Evening robes are principally of tarlatane, either white or coloured: they are for the most part trimmed with flowers, corresponding with those in the wreath or bouquet that adorns the hair. Fashionable colours have not varied since the appearance of our last number.



No. 1...

Shaded poult de soie robes; a low corsage, tight to the shape, and very deeply pointed at bottom; a row of lace stands up round the top. Short sleeve rendered full by three festooned volants. Two biais decorate the border of the skirt. The front hair is parted on the forehead, and dressed in a profusion of ringlets at the sides; the hind hair is platted and brought round the back of the head.

No. 2.

White tarlatane robe over white gros de naples; a low round corsage, trimmed with a deep berthe of the same, beautifully embroidered. Short tight sleeve, and volants worked to correspond. Double skirt: the upper one descending considerably below the knee; both are embroidered round the border. Head-dress of hair similar to the one already described.

No. 3.

Green foulard robe; the corsage is high at the back, and very open on the bosom.
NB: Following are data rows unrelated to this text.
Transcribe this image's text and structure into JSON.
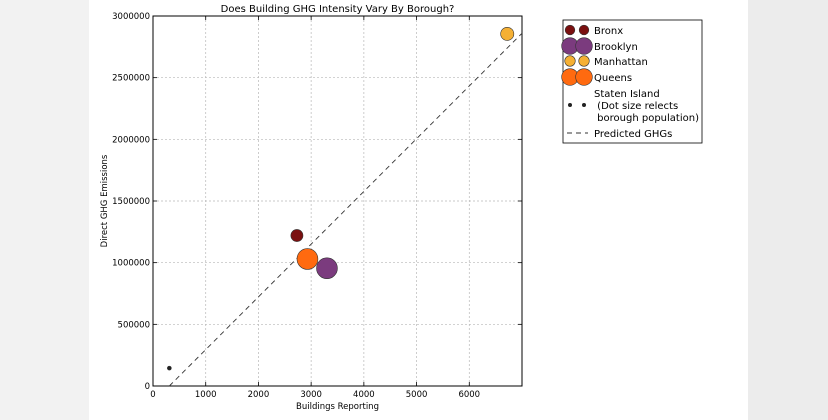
{
  "chart_data": {
    "type": "scatter",
    "title": "Does Building GHG Intensity Vary By Borough?",
    "xlabel": "Buildings Reporting",
    "ylabel": "Direct GHG Emissions",
    "xlim": [
      0,
      7000
    ],
    "ylim": [
      0,
      3000000
    ],
    "x_ticks": [
      "0",
      "1000",
      "2000",
      "3000",
      "4000",
      "5000",
      "6000"
    ],
    "x_tick_values": [
      0,
      1000,
      2000,
      3000,
      4000,
      5000,
      6000
    ],
    "y_ticks": [
      "0",
      "500000",
      "1000000",
      "1500000",
      "2000000",
      "2500000",
      "3000000"
    ],
    "y_tick_values": [
      0,
      500000,
      1000000,
      1500000,
      2000000,
      2500000,
      3000000
    ],
    "grid": true,
    "legend_position": "outside-right",
    "series": [
      {
        "name": "Bronx",
        "x": 2730,
        "y": 1220000,
        "marker_size": 0.55,
        "color": "#7a1010"
      },
      {
        "name": "Brooklyn",
        "x": 3300,
        "y": 955000,
        "marker_size": 0.95,
        "color": "#7b3b7e"
      },
      {
        "name": "Manhattan",
        "x": 6720,
        "y": 2855000,
        "marker_size": 0.6,
        "color": "#f5b034"
      },
      {
        "name": "Queens",
        "x": 2930,
        "y": 1030000,
        "marker_size": 0.95,
        "color": "#ff6a10"
      },
      {
        "name": "Staten Island\n (Dot size relects\n borough population)",
        "x": 310,
        "y": 145000,
        "marker_size": 0.12,
        "color": "#222222"
      }
    ],
    "predicted_line": {
      "name": "Predicted GHGs",
      "x": [
        310,
        7000
      ],
      "y": [
        0,
        2860000
      ],
      "style": "dashed"
    },
    "legend": {
      "entries": [
        {
          "label": "Bronx",
          "color": "#7a1010",
          "kind": "marker"
        },
        {
          "label": "Brooklyn",
          "color": "#7b3b7e",
          "kind": "marker"
        },
        {
          "label": "Manhattan",
          "color": "#f5b034",
          "kind": "marker"
        },
        {
          "label": "Queens",
          "color": "#ff6a10",
          "kind": "marker"
        },
        {
          "label": "Staten Island",
          "label2": " (Dot size relects",
          "label3": " borough population)",
          "color": "#222222",
          "kind": "marker"
        },
        {
          "label": "Predicted GHGs",
          "kind": "line"
        }
      ]
    }
  }
}
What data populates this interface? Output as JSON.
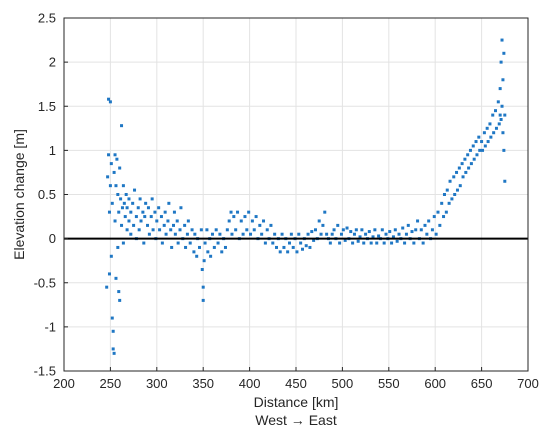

The sleeves are rather more than a three-quarter length, tight to the arm, and finished at the top with a round manchèrón of two falls; the bottom is terminated by a flounce. Cambric chemisette and under sleeve. The skirt is trimmed very high with flounces; they are placed five, four, and three together, each portion being placed at some distance from the other. White poult de soie chapeau, a round shape, and moderately close brim, and ornamented with bands of pink ribbon, and a half wreath of flowers.


No. 4.

Pale lavender poult de soie robe; a low pointed corsage, trimmed with a deep berthe of the same. Short tight sleeves. The skirt is trimmed high,

with flounces put three together; they are deep, laid on in light festoons, and each portion headed by a rouleau. The berthe is edged with a single narrow flounce. Tulle cap, a round shape, and rather high caul; it is bordered all round with two rows of blonde guipure, and trimmed with a guirlande à la Flore, composed of roses and other flowers.


No. 5.

Blue striped foulard robe; a high corsage, and sleeve a three-quarter length over one of muslin bouillonné. Shawl mantle of white barège, a threequarter length, very spacious at the lower part, sitting close at the top, and trimmed with black and rose-coloured passementerie and tassels. Green poult de soie chapeau, a round and rather large shape. The brim is edged with ribbon à la vielle, and the exterior decorated with a lace drapery, a tuft of white flowers and a long sprig of foliage.


No. 6

Rose-coloured taffeta robe; a half-high corsage, and sleeve à la Louis XV. White gros de naples capote, a small round drawn shape; the interior decorated with knots and brides of white ribbon; the exterior with a wreath of exotics. Black lace mantelet à la reine, of a large size.

No. 7.

Robe of fawn-coloured barège satiné; the corsage very high at the back; the fronts disposed en gerbe, and very open nearly to the bottom of the waist, displaying the chemisette, composed of alternate plain bands, and embroidered entre deux. The sleeve is nearly long, and arched at the bottom, displaying a muslin under sleeve; biais tucks ornament the upper and lower part of the silk sleeve. The skirt is finished with two deep tucks. Chapeau of open fancy straw, a round shape, the interior trimmed with knots of rose and white striped ribbon, and brides of the same. The exterior decorated with a bouquet of roses of different hues, and small flowers; it is placed on one side, and attached by long ends of ribbon, which float on the other.

No. 8.

Blue and white shaded gros de naples robe; a half-high corsage, tight to the shape. Sleeve a three-quarter length, arched at the bottom, displaying an under sleeve of embroidered muslin. The skirt is trimmed with five flounces. The chapeau presents a side view of the one just described.